Emblématique du théâtre de Sartre, dont on lit d'ailleurs rarement la majorité des pièces, Huis clos fut écrite fin 1943, créée en 1944 et provoqua une sorte de scandale, en tout cas une incompréhension telle que Sartre prit la peine d'expliquer par la suite ce qu'il entendait par la fameuse réplique "L'enfer, c'est les autres" (j'ai pas trop l'impression de divulgâcher, là, hein).


Un procédé scénique très simple et dépouillé : une pièce, trois personnages (plus un personnage très secondaire), trois canapés. C'est L'Enfer, tout simplement, un enfer où Garcin, Inès et Estelle sont coincés pour le reste de leur mort. Tous trois viennent de milieux sociaux différents, tous trois sont dotés de caractères bien différents, et tous trois sont morts de façon bien différente. Que font-ils là ? Pourquoi l'Enfer a-t-il l'apparence d'une pièce avec trois canapés et un décor Second Empire ? Les voilà qui racontent chacun comment ils sont morts, comment ils ont vécu. Et très vite, les relations s'enveniment. Malgré le désir de Garcin de ne pas communiquer avec ses compagnes, il va falloir interagir, parler, être regardé par les deux autres.


La pièce est écrite de manière efficace. Interrogations, mensonges, tentatives de séduction, et montée en tension jusqu'à la dernière scène paroxystique, où les masques doivent finalement tomber, où les apparences qu'on maintenait tant bien que mal du temps de la vie ne peuvent plus tenir, où les relations biaisées avec les autres sont insupportables, où le regard des autres est inévitable, où on est obligé de se mettre à nu. Les dialogues tournent à l'hystérie dans ce décor étriqué : les trois personnages pourrissent en un rien de temps leurs relations, comme ils ont pourri leurs relations aux autres lorsqu'ils étaient en vie. Une vie qui est loin d'eux et qu'ils voient de plus s'écouler depuis leur enfer, sans eux, alors qu'ils continueront à se torturer à cause du regard que pose sur eux les deux autres.

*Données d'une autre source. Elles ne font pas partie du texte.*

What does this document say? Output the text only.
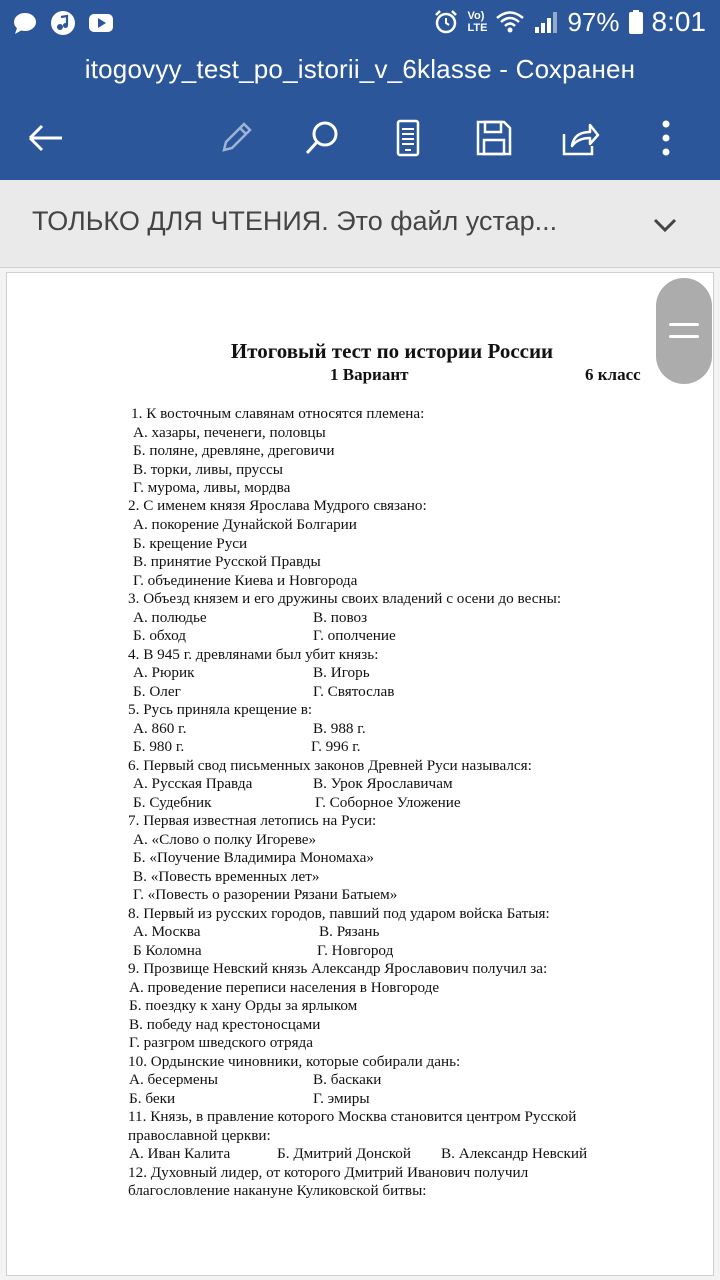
Vo)
LTE	97% 8:01
itogovyy_test_po_istorii_v_6klasse - Сохранен
ТОЛЬКО ДЛЯ ЧТЕНИЯ. Это файл устар...
Итоговый тест по истории России
1 Вариант	6 класс
1. К восточным славянам относятся племена:
А. хазары, печенеги, половцы
Б. поляне, древляне, дреговичи
В. торки, ливы, пруссы
Г. мурома, ливы, мордва
2. С именем князя Ярослава Мудрого связано:
А. покорение Дунайской Болгарии
Б. крещение Руси
В. принятие Русской Правды
Г. объединение Киева и Новгорода
3. Объезд князем и его дружины своих владений с осени до весны:
А. полюдье	В. повоз
Б. обход	Г. ополчение
4. В 945 г. древлянами был убит князь:
А. Рюрик	В. Игорь
Б. Олег	Г. Святослав
5. Русь приняла крещение в:
А. 860 г.	В. 988 г.
Б. 980 г.	Г. 996 г.
6. Первый свод письменных законов Древней Руси назывался:
А. Русская Правда	В. Урок Ярославичам
Б. Судебник	Г. Соборное Уложение
7. Первая известная летопись на Руси:
А. «Слово о полку Игореве»
Б. «Поучение Владимира Мономаха»
В. «Повесть временных лет»
Г. «Повесть о разорении Рязани Батыем»
8. Первый из русских городов, павший под ударом войска Батыя:
А. Москва	В. Рязань
Б Коломна	Г. Новгород
9. Прозвище Невский князь Александр Ярославович получил за:
А. проведение переписи населения в Новгороде
Б. поездку к хану Орды за ярлыком
В. победу над крестоносцами
Г. разгром шведского отряда
10. Ордынские чиновники, которые собирали дань:
А. бесермены	В. баскаки
Б. беки	Г. эмиры
11. Князь, в правление которого Москва становится центром Русской
православной церкви:
А. Иван Калита	Б. Дмитрий Донской В. Александр Невский
12. Духовный лидер, от которого Дмитрий Иванович получил
благословление накануне Куликовской битвы:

C'est tellement sobre et bien construit que ça ne donne pas envie (en tout cas pas à moi) de s'étendre dessus. Il serait sans doute intéressant de replacer cette pièce dans l'oeuvre de Sartre, ce que je suis incapable de faire, n'étant pas du tout familière de l'auteur - c'est d'ailleurs curieux comme on peut avoir l'impression de connaître Sartre pour se rendre compte que finalement, on a rien lu, ou presque, de lui. Ce qui m'a moins convaincue que cette composition impeccable et qui tient toujours la route aujourd'hui, c'est le style des dialogues. Je comprends bien que la pièce remonte aux années quarante, mais les dialogues en question me semblent avoir mal vieilli ; que les personnages, censés se parler, se disputer, se déchirer de manière toute naturelle, le font de manière un chouïa artificielle ; bref, que les dialogues portent trop les stigmates de leur époque pour une pièce qui touche à une thématique, disons le mot, universelle. D'où une petite déception, sans doute également liée à la notoriété de la pièce ; on attend forcément énormément d'un tel classique, et ce d'autant qu'une de ses réplique est devenue carrément culte.